Imagine a male railroad employee working in the middle of summer. The sun is hitting directly on his skin as he finishes his first task for the day, but two hours later, he starts to feel uncomfortable, even nauseated.
Instead of taking a break or cooling off, he continues his routine and ends up fainting by late afternoon. After he was taken to the hospital, the doctors concluded the worker suffered a heatstroke when his body temperature hit 104 degrees.
Severe heatstroke and heat exhaustion could be fatal if untreated, and railroad workers who stay outside during the summer months are at a higher risk of experiencing heat-related illnesses. It’s important for employers and employees to establish a safe work practices during the hottest times of the year.
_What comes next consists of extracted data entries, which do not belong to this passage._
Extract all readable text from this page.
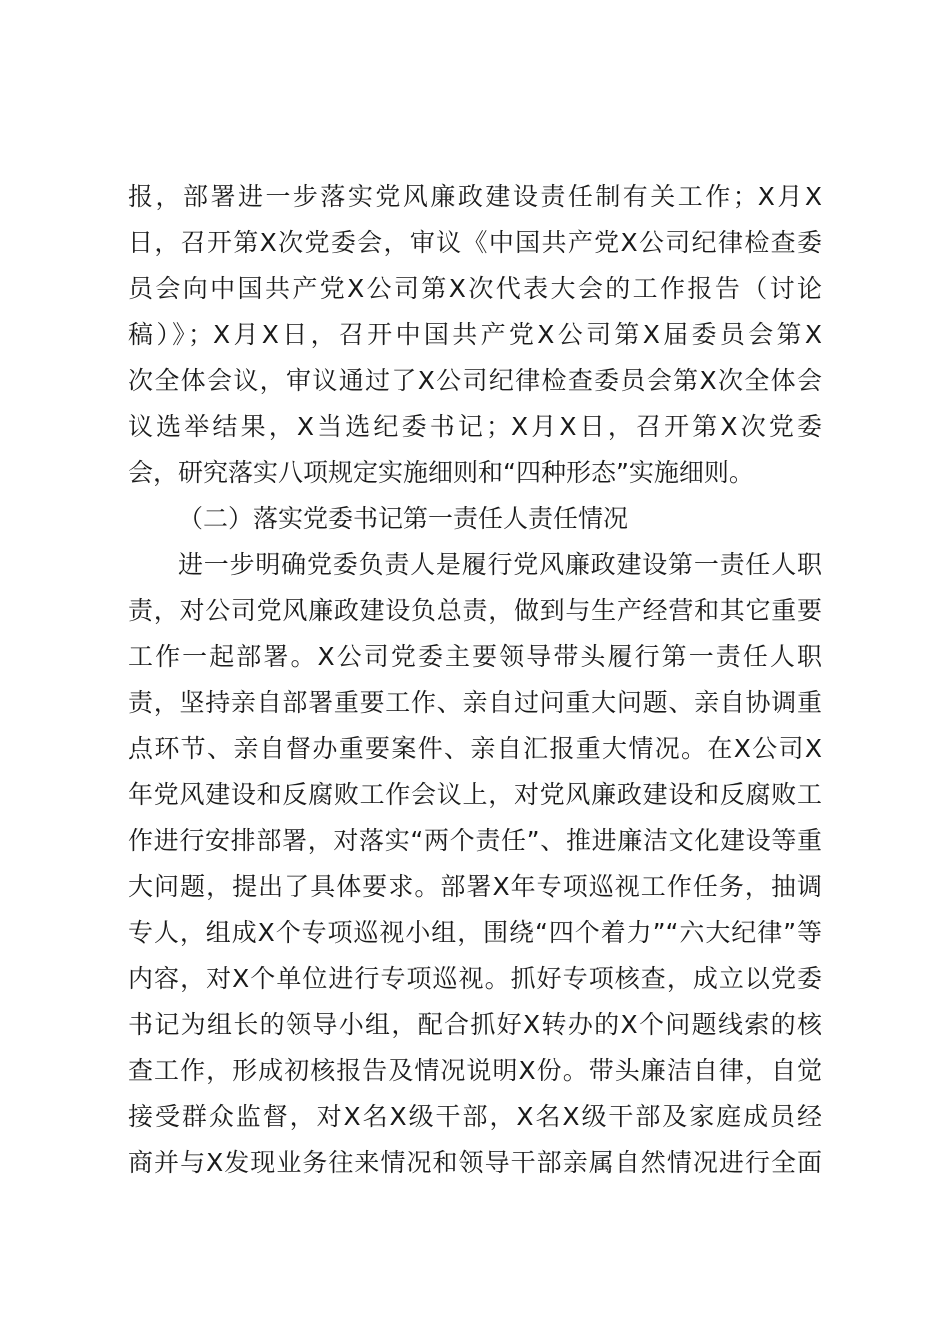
报，部署进一步落实党风廉政建设责任制有关工作；X月X
日，召开第X次党委会，审议《中国共产党X公司纪律检查委
员会向中国共产党X公司第X次代表大会的工作报告（讨论
稿）》；X月X日，召开中国共产党X公司第X届委员会第X
次全体会议，审议通过了X公司纪律检查委员会第X次全体会
议选举结果，X当选纪委书记；X月X日，召开第X次党委
会，研究落实八项规定实施细则和“四种形态”实施细则。
（二）落实党委书记第一责任人责任情况
进一步明确党委负责人是履行党风廉政建设第一责任人职
责，对公司党风廉政建设负总责，做到与生产经营和其它重要
工作一起部署。X公司党委主要领导带头履行第一责任人职
责，坚持亲自部署重要工作、亲自过问重大问题、亲自协调重
点环节、亲自督办重要案件、亲自汇报重大情况。在X公司X
年党风建设和反腐败工作会议上，对党风廉政建设和反腐败工
作进行安排部署，对落实“两个责任”、推进廉洁文化建设等重
大问题，提出了具体要求。部署X年专项巡视工作任务，抽调
专人，组成X个专项巡视小组，围绕“四个着力”“六大纪律”等
内容，对X个单位进行专项巡视。抓好专项核查，成立以党委
书记为组长的领导小组，配合抓好X转办的X个问题线索的核
查工作，形成初核报告及情况说明X份。带头廉洁自律，自觉
接受群众监督，对X名X级干部，X名X级干部及家庭成员经
商并与X发现业务往来情况和领导干部亲属自然情况进行全面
The main responsibility as an employer is to keep workers safe, and employers can do this through prevention. The Occupational Safety and Health Administration provides specific heat regulations and strategies for working in heat:
- Provide free access to water
- Provide shade especially when temperatures hit above 80 degrees
- Train employees in heat prevention
- Encourage employees to take breaks for water and rest
- Let employees know they can take additional breaks if needed
- Make sure to understand your first aid procedures if an emergency happens
As an employee, you need to prevent and recognize heat-related symptoms. It can be simple if you follow three simple steps:
- Drink plenty of fluids throughout the day. A good rule of thumb is to drink 4 cups of water every hour.
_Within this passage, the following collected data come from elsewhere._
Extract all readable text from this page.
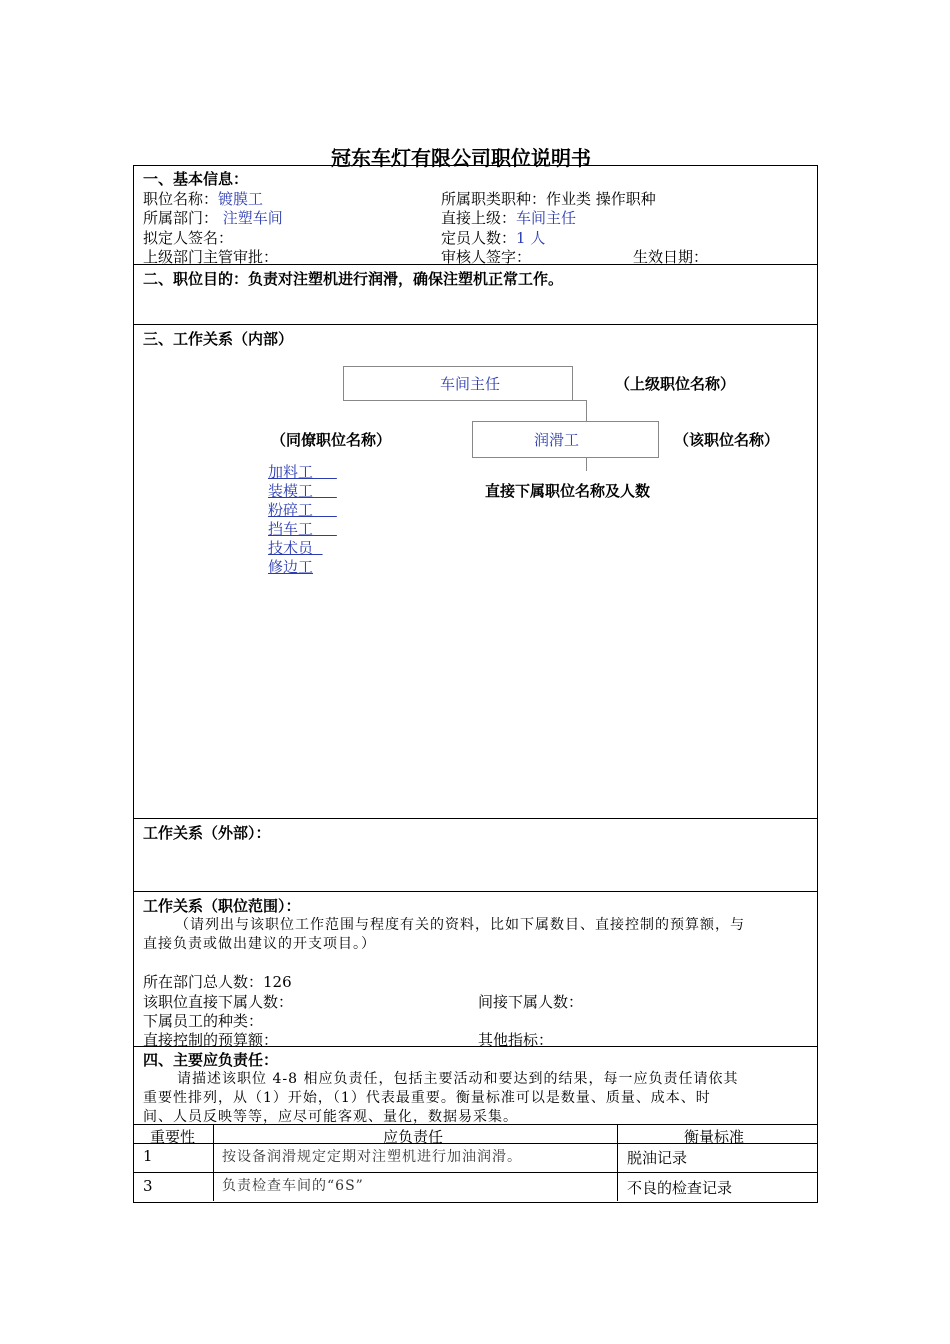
冠东车灯有限公司职位说明书
一、基本信息：
职位名称：镀膜工	所属职类职种：作业类 操作职种
所属部门： 注塑车间	直接上级：车间主任
拟定人签名：	定员人数：1 人
上级部门主管审批：	审核人签字：	生效日期：
二、职位目的：负责对注塑机进行润滑，确保注塑机正常工作。
三、工作关系（内部）
车间主任	（上级职位名称）
润滑工
（同僚职位名称）	（该职位名称）
直接下属职位名称及人数
加料工
装模工
粉碎工
挡车工
技术员
修边工
工作关系（外部）：
工作关系（职位范围）：
（请列出与该职位工作范围与程度有关的资料，比如下属数目、直接控制的预算额，与
直接负责或做出建议的开支项目。）
所在部门总人数：126
该职位直接下属人数：	间接下属人数：
下属员工的种类：
直接控制的预算额：	其他指标：
四、主要应负责任：
请描述该职位 4-8 相应负责任，包括主要活动和要达到的结果，每一应负责任请依其
重要性排列，从（1）开始，（1）代表最重要。衡量标准可以是数量、质量、成本、时
间、人员反映等等，应尽可能客观、量化，数据易采集。
重要性	应负责任	衡量标准
1	按设备润滑规定定期对注塑机进行加油润滑。	脱油记录
3	负责检查车间的“6S”	不良的检查记录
- Take breaks to rest and let your body recover.
- Rest in the shade or in air-conditioning. It helps cool your body temperature.
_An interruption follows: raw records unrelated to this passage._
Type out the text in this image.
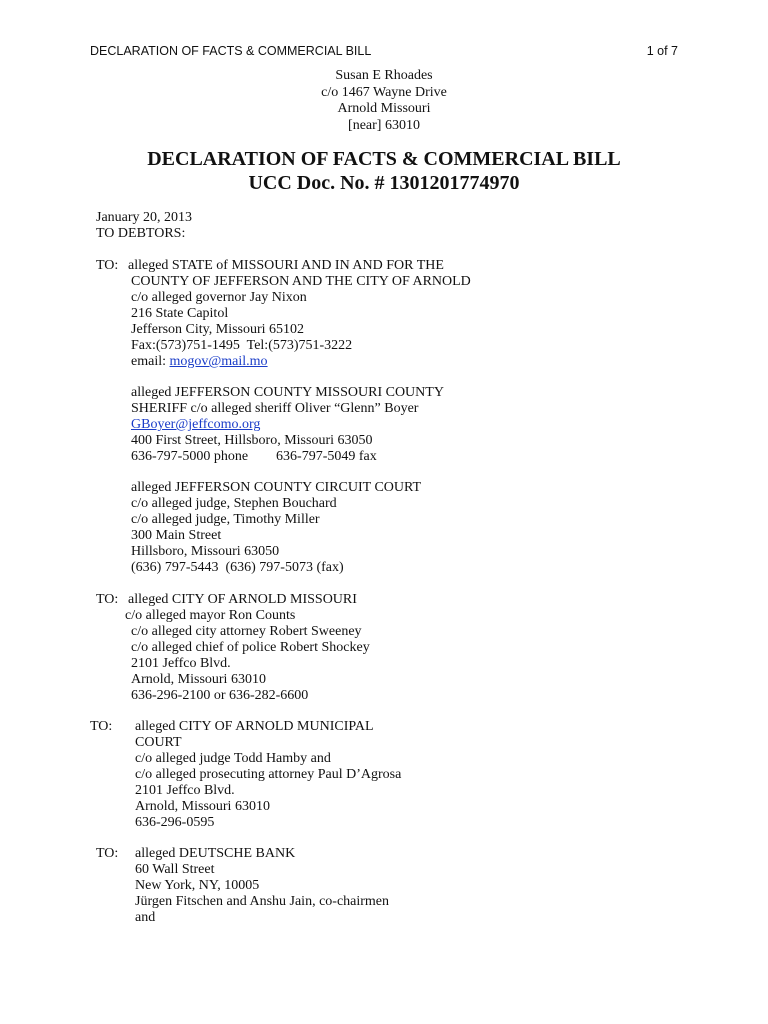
DECLARATION OF FACTS & COMMERCIAL BILL	1 of 7
Susan E Rhoades
c/o 1467 Wayne Drive
Arnold Missouri
[near] 63010
DECLARATION OF FACTS & COMMERCIAL BILL
UCC Doc. No. # 1301201774970
January 20, 2013
TO DEBTORS:
TO: alleged STATE of MISSOURI AND IN AND FOR THE
COUNTY OF JEFFERSON AND THE CITY OF ARNOLD
c/o alleged governor Jay Nixon
216 State Capitol
Jefferson City, Missouri 65102
Fax:(573)751-1495  Tel:(573)751-3222
email: mogov@mail.mo
alleged JEFFERSON COUNTY MISSOURI COUNTY
SHERIFF c/o alleged sheriff Oliver “Glenn” Boyer
GBoyer@jeffcomo.org
400 First Street, Hillsboro, Missouri 63050
636-797-5000 phone        636-797-5049 fax
alleged JEFFERSON COUNTY CIRCUIT COURT
c/o alleged judge, Stephen Bouchard
c/o alleged judge, Timothy Miller
300 Main Street
Hillsboro, Missouri 63050
(636) 797-5443  (636) 797-5073 (fax)
TO: alleged CITY OF ARNOLD MISSOURI
c/o alleged mayor Ron Counts
c/o alleged city attorney Robert Sweeney
c/o alleged chief of police Robert Shockey
2101 Jeffco Blvd.
Arnold, Missouri 63010
636-296-2100 or 636-282-6600
TO: alleged CITY OF ARNOLD MUNICIPAL
COURT
c/o alleged judge Todd Hamby and
c/o alleged prosecuting attorney Paul D’Agrosa
2101 Jeffco Blvd.
Arnold, Missouri 63010
636-296-0595
TO: alleged DEUTSCHE BANK
60 Wall Street
New York, NY, 10005
Jürgen Fitschen and Anshu Jain, co-chairmen
and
It may seem difficult at first to leave a task or stop your job for water breaks, but your health is your main priority. It also helps to know heat-related symptoms in case of an emergency. If you see a coworker or peer with these symptoms, seek proper medical attention:
- Nausea and vomiting
- Rapid heartbeat
- Shallow breathing
- Dizziness and light-headedness
- Red, hot skin
- Lack of sweating despite extreme heat
Keep yourself and other workers safe by avoiding the heat this summer and staying hydrated throughout the workday.